Lucio D’orsi is the General Manager of Dry Martini in Sorrento. He makes us two cocktails, one with Gin and Sherry and the second with Whisky and Ginger Droplets.
Lucio introduce yourself
My name is Lucio D’Orsi, born in 1979, today I am the soul of the Majestic Palace Hotel in Sorrento. You can find me in the gastronomic restaurant a Michelin star, Don Geppi, in the role of maître and sommelier. You will find me in the first Dry Martini by Javier de las Muelas, in Italy on the Terrace or at the Main Hall: I am a kind of alchemist, a character from the past who combines the passion for mixology, cooking and gastronomy, knowledge of wines and hospitality.
My passion for mixed drinking and the world of hospitality was born when I was just a teenager and my training began at the hotel institute of Castellammare di Stabia, continues in Switzerland, and then passes through the InterContinental Hotels Group. After starting as a barman, I became the Food & Beverage Manager in a few years, not before taking on the role of Maître. My professional career carried out within the most important hotel chains, my continuous research and the constant desire to achieve new goals have led me to fill the multifaceted role that I play today. My dedication to the whole world of hospitality and determination then led me to want to kick off another chapter of my path, consultant and professional training.
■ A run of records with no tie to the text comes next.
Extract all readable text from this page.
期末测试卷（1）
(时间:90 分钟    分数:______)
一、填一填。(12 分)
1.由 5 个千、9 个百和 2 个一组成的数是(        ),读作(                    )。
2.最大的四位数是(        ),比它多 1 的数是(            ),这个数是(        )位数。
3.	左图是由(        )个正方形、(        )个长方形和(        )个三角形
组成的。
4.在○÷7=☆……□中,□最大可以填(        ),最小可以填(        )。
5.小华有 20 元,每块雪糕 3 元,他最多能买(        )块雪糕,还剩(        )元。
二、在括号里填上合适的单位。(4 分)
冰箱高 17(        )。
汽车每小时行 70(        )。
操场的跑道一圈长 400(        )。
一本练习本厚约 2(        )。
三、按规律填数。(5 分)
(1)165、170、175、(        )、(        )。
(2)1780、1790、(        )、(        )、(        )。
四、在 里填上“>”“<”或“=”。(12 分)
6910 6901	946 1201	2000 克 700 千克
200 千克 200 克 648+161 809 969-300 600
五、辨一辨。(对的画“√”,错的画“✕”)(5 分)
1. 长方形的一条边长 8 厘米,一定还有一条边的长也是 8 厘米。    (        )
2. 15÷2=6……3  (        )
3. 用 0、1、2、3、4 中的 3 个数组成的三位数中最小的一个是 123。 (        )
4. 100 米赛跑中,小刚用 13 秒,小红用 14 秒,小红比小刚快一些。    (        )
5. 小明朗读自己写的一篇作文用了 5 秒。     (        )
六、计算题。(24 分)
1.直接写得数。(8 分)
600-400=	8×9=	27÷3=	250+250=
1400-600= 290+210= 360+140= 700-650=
I have held several courses at the Federico II University of Naples and La Sapienza in Rome and since 2018, I have been dedicating myself to my Cocktail’Schoolture Bartending training school. My love for gastronomy and oenology is the basis of the opening, in 2014, of the Don Geppi Restaurant, awarded with the Michelin Star in 2016, which has always been a pioneer in wine and, above all, cocktail pairing. In 2018, the Dry Martini by Javier de las Muelas, the only one you will find in Italy, sees its first dawn, the fifth world opening, which boasts a cocktail list of over 200 cocktails divided into different collections.
The classic you want to show us
Dry Martini Sorrento
5 Drops of a Mix of Dry Vermouth and Sherry
80ml of Bombay Sapphire Gin
The bar you dream of
I consider myself very lucky, my dream bar is my Dry Martini Sorrento. To today’s dream, I would like to add the possibility of giving space to art, from our sector as a bartender or chef, but also painters, sculptors, musicians, dancers, writers, performers and many others. To be able to transform my cocktail bar, as well as a temple of mixing, above all into a place of sharing and culture.
What do you do in your time off
I dedicate most of my free time to my greatest passions, mixology and food, which I am lucky enough to share, as well as work, with my wife Giulia. I like to travel and discover new cultures, new ingredients and new techniques, but, when I’m at home, I like to do gardening, take care of my cats and enjoy my cigars.
The spirit you like the most
As Dry Martini, obviously Gin!
What makes a good cocktail
The knowledge of the ingredients, the skill in mixing them, the balance, the dilution and, therefore, the right serving temperature.
What ingredient do you enjoy using in cocktails
All that my garden gives me, are flowers, fruits, citrus fruits and vegetables and, often, a pinch of chilli.
The signature cocktail you want to show us
40ml of Bareksten Gin
1 barspoon of Laphroaig Whisky
40ml of Blackberry Cream
10ml of Lime Juice
20ml of cranberry juice
3 Droplets of Ginger
3 Fresh Raspberry
1 Fresh Blackberry
1 Barspoon of Simple Syrup
1 Mint Leaf
Where do you think we need to go to interview another bartender
Javier de las Muelas in Barcelona, a person whom I respect very much professionally and to whom I am deeply attached.